Following the path upwards, you will soon reach the iconic Bastei Bridge. This is the most famous attraction in the park, spanning a series of spectacular sandstone peaks. The stone bridge was built in 1851 and has stood for over a century, originally replacing a wooden bridge. From the bridge, you can overlook the majestic rock formations of the Elbe River Valley.

Felsenburg Neurathen

Continuing forward, you will inevitably pass by Neurathen Castle, a medieval rock castle perched atop the spectacular sandstone peaks. Visiting the castle requires an additional entrance fee. Built in the 13th century, it served as a defensive fortress high above the Elbe River Valley, offering a commanding view of the surrounding area. After the 15th century, the castle gradually lost its military significance and was abandoned over the following centuries. Today, only partial ruins remain, but visitors can still catch a glimpse of its former grandeur.

The ruins of Neurathen Castle are composed of a series of natural sandstone peaks, between which wooden bridges and fortifications were once constructed. Although the wooden structures no longer exist, the pathways and the foundations of the bridges between the rocks are still visible. Modern visitors traverse the rocks via a series of steel bridges and walkways, offering breathtaking views of the canyon and the surrounding natural landscape.

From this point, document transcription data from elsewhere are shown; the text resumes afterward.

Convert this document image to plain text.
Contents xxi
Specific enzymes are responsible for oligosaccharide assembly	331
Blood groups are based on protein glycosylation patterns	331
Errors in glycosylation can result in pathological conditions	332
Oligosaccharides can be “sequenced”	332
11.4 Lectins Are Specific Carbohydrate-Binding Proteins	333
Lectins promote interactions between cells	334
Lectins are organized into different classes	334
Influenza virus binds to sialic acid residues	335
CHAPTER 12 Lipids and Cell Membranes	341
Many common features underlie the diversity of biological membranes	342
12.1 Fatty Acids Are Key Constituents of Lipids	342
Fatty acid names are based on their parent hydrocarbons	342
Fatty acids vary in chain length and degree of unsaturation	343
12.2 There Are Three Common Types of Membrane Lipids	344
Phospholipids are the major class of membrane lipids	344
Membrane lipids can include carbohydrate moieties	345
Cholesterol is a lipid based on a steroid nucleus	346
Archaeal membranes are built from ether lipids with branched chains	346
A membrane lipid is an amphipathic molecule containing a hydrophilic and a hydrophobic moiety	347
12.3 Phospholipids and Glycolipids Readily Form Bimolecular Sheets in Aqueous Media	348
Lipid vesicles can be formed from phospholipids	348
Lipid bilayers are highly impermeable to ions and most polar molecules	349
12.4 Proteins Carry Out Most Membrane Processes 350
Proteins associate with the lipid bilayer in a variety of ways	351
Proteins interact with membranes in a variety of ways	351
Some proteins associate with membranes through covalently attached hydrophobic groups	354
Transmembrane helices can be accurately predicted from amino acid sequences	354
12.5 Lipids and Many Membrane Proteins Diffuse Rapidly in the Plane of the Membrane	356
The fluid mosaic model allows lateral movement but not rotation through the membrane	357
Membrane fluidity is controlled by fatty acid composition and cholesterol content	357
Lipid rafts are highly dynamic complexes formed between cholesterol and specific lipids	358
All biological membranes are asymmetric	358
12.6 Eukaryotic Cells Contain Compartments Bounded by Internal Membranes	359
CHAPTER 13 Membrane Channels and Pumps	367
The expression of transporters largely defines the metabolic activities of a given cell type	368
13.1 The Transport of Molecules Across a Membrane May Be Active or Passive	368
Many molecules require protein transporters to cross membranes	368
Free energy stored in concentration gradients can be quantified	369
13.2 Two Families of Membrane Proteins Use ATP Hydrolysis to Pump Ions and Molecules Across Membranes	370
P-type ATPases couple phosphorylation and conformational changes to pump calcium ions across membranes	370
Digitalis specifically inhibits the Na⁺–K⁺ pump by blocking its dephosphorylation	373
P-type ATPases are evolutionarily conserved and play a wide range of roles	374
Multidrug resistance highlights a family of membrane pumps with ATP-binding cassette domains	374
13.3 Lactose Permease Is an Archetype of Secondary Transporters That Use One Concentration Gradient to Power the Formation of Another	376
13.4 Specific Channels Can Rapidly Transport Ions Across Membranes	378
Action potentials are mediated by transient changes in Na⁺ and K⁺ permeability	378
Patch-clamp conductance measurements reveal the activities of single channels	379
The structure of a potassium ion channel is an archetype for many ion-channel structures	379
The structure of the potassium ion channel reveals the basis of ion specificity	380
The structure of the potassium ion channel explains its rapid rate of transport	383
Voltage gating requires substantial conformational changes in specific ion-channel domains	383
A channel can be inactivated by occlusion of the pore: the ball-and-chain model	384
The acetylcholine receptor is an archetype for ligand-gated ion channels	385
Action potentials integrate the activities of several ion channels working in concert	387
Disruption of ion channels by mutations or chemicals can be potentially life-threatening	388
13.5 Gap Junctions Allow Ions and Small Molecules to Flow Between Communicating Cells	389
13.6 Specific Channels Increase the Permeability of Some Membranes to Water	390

Elbe River Observation Deck

Continuing along the path to the end, you will reach a viewpoint overlooking the Elbe River. Along with the Rhine, the Elbe is one of Germany's two major rivers, originating in the Czech Republic and flowing through this mountainous area before heading towards Hamburg and eventually the sea. Across the river, you can see towns and pastoral landscapes. The view is magnificent, and despite the presence of many tourists, there is still a sense of tranquility.

Schloss Pillnitz

Pilnitz PalaceOn the outskirts of Dresden, on the banks of the Elbe, is a picturesque palace and garden complex. Once the summer residence of the Elector of Saxony, the present structure is largely the result of a remodeling ordered by Augustus the Great in the 18th century. He wanted the palace to be his summer residence and palace entertainment, and the design is a blend of Chinese and European Baroque styles, a unique architectural style that makes the Pilnitz Palace a special presence in European palace architecture.

The Palace of Pilnitz consists of three palaces: the Water Palace (Wasserpalais), the Mountain Palace (Bergpalais) and the New Palace (Neues Palais). The Wasserpalais, directly facing the Elbe, was built in 1723 and is inspired by Chinese architectural style, which can be seen in the mix of Chinese and European styles, with oriental elements in the roof and decorative details. The Mountain Palace is located opposite the Water Palace and is built on the mountain, forming a symmetrical beauty with the Water Palace. The Palace is also designed in a combination of Chinese and European styles, and its interior is lavishly decorated, making it suitable for all kinds of palace events and banquets. The New Palace, the newest part of the Pilnitz Palace, was built in the 19th century in a relatively rustic architectural style, but the interiors still retain the luxury of the Saxon court.

In front of the Water Palace, there is an exquisite pond and garden. In the past, Saxon nobles would travel luxuriously by boat from Dresden along the Elbe River to enjoy this place. Today, visitors can also take a boat ride to appreciate the beautiful scenery of the Elbe River or relax by the pond for a leisurely afternoon.

Dresden | Restaurants


  • Rating: ⭐️⭐️⭐️⭐️
  • Price: $$

Paulaner's is located just behind the Dresden Royal Palace. When we visited in the afternoon, it wasn't crowded, but the food was excellent, and the staff were very friendly and patient in answering our questions about the menu. The weather was great that day, so we chose to sit outside, and the atmosphere was quite pleasant.


  • Rating: ⭐️⭐️⭐️
  • Price: $$

Augustiner is located next to the Frauenkirche, right in the central square. The atmosphere is very lively, and if you visit at the right time, you can enjoy live music performances. The food is also quite good.